Intentional Community

It was on the 2020 trip that Harrison asked Dr. Dominique Broussard, USF adjunct professor and staff psychologist, to become community director of Marshall-Riley. Only a few weeks later, USF announced the suspension of in-person classes and eventually the closure of the campus dormitories in the face of COVID-19. Broussard, following the blueprints from previous years of BASE, had to change plans significantly.

In the past, Marshall-Riley students would begin the semester in a two-and-a-half-day retreat in Marin County, learning about their fellow classmates. Each cohort is selected carefully from activist-minded Black students all over the country; even though the nationwide Black community shares a great deal, there are many individual and regional differences that students discover during the retreat.

“Last fall, instead of having [the retreat] be an entire weekend where they would all be on Zoom,” says Broussard, “we spread it out over multiple Sundays. I was intentional in making sure the first Sunday was focused on just getting to know one another.” Later Sunday sessions helped students build stronger bonds with each other and consider their path forward as a group.

Generation Zoom

For students who had spent the summer away from USF, continuing to sign on to Zoom for a sort of digital insaka gave them a safe space to discuss the turmoil that enveloped the country in the summer of 2020, alongside their own activism and involvement. 

“Black folks have always known our ability to be resilient,” says Broussard. “We are able to sustain ourselves despite circumstances outside of our control.”

One thing that will not go online is the 2021 Black Heritage Immersion Trip, which is scheduled for later in the spring. In the meantime, even in the small but close-knit Black community at USF, the Marshall-Riley students continue the legacy of activism, equity, and hard work handed down to them by their Don forebears.

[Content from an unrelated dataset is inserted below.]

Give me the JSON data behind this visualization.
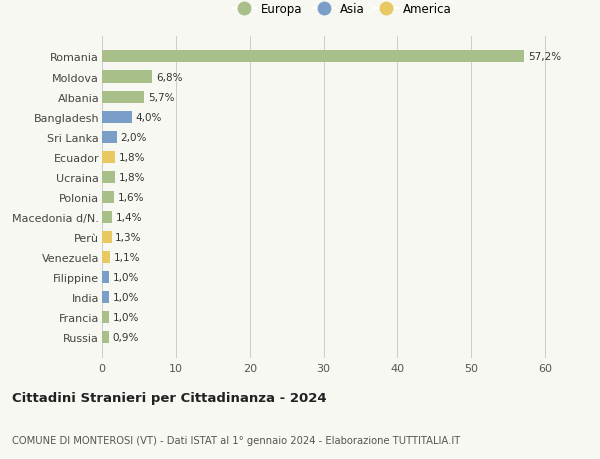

“The students got the opportunity to meet, via Zoom, Dr. Marshall and Ms. Adrienne Riley, and that made a huge impact on them,” says Broussard, who often coordinates guest speakers for the cohort’s meetings. “The students really appreciated that space to hear directly from the folks who paved the way for them.”

“And I also think that for Dr. Marshall and Ms. Riley, it warmed their hearts too.”